I am trying to figure out how they got the solid and translucent stripes in this piece. My best guess is the solid stripes are knitted with two strands of yarn. It's a clever effect, though it isn't very practical for streetwear and the baggy fit's not going to be too flattering. It would make a decent coverup for the beach, though.





This is one of those patterns I end up peering at trying to figure out exactly what's going on. This appears to be a sweater pattern that happens to be worn with a crocheted skirt, not a dress pattern or two-piece pattern as I thought at first glance. But I like it. The colour blocking effect is well-done, the overall effect is crisp and striking, and this is a sweater a woman can wear with jeans or shorts or a skirt all summer long and that will look good on almost every woman.





Quite like this cardigan. It's simple enough to go with a lot of other things, yet pretty enough to be distinctive. The fit does look a little baggy, but that's easily remedied.





Knitter's Magazine put this look on the cover of this issue, and I don't know why as there's nothing special about it at all and they do have much better designs in this issue. Totally basic top that I don't quite know why designers bother to produce anymore, since there are so many identical patterns out there already.

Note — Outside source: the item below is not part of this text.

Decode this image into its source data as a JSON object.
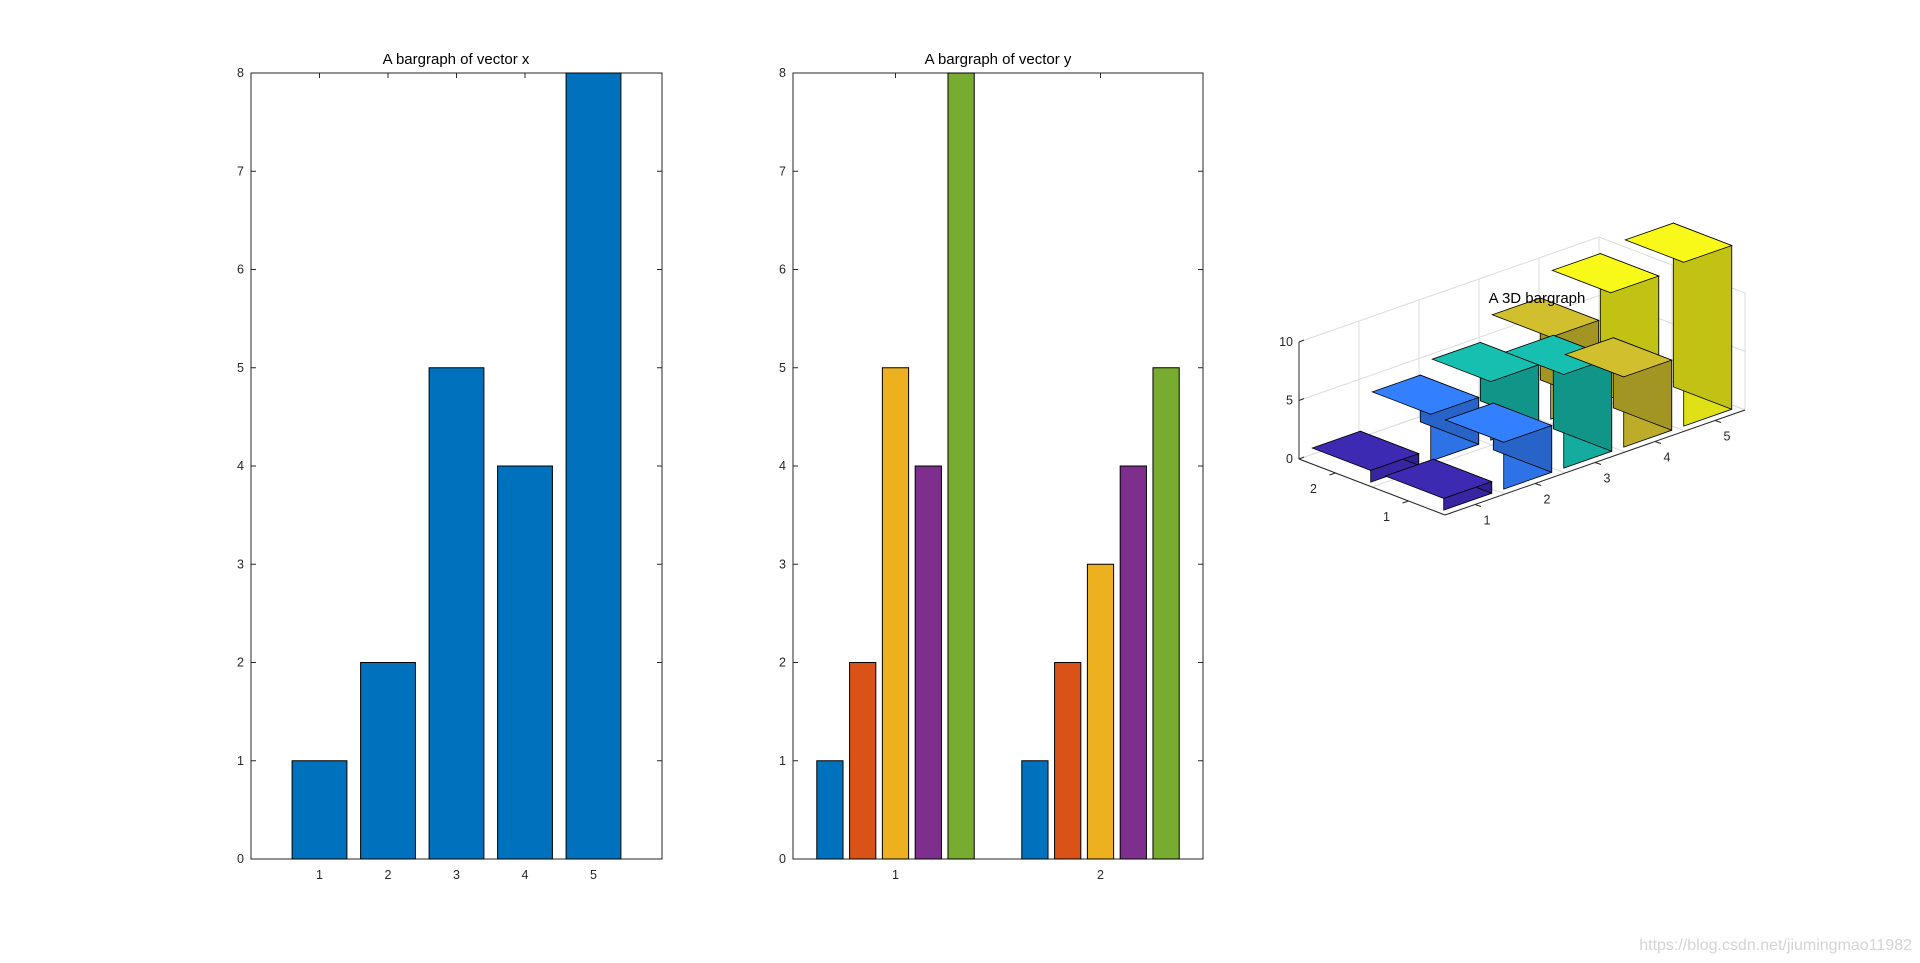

This one just isn't working. The front pieces actually do match up but the design makes them look as though they don't. The edgings look rough. The resulting look is just kind of odd, and I don't know what on earth a woman could wear this with but a plain white top and purple or green skirt or pants or maybe jeans. If you want a vest with a shawl collar (the collar does sit so well), I'd recommend making this in one colour or in a beautiful variegated yarn, with different edgings and buttons all the way down the front.





Very nice classic man's cardigan that many men would be happy to wear.





Oh dear. This style of cardigan can be an elegantly relaxed look done right and on a woman it suits, but it's not a good idea to render it in novelty yarns, or even hand-dyed yarns, which just cheapens the look, especially when the yarns chosen don't work together.





This tiered skirt would have been a cute look if the top two tiers weren't done in that very loose gauge. I mean, what did the knitter use to make them, her fingers? They just look like a mistake.





I don't think I know many, if any, men who would like and wear this look. Or any women for that matter. I know menswear is damn boring, but trying too hard to reinvent the wheel is not the answer. There are good points to this design, such as the check stitched front edging, but the stripes and colour blocking is overdone and the purple and orange colourway isn't going to fly with too many men. Simplify the colour blocking, work on the colour scheme and use a more basic button and you might have something that would suit significantly more men.




An entrelac pattern geometric-cut spencer. I can't help finding it kind of fun, but that's probably the fact that I like the yarn used. When I imagine this in a colourway I don't like, I have to admit my review of it is perfectly savage. Hardly any women will look good in this piece, and it won't look right with many outfits other than say, a very simple jersey dress with no horizontal seamlines.





Classic boy's cardigan.





Quite like this child's cardigan. The shape is good, the crocheted edgings make it look polished, and the colours used make it look fresh and playful.





I don't dislike this top, but it does look like it needs a little something. The middy collar and the texture are nice touches, but I'd take the look steps farther, probably by doing the collar in a contrasting colour and adding a belt-like detailing or some edging in the contrast colour to pull the design together.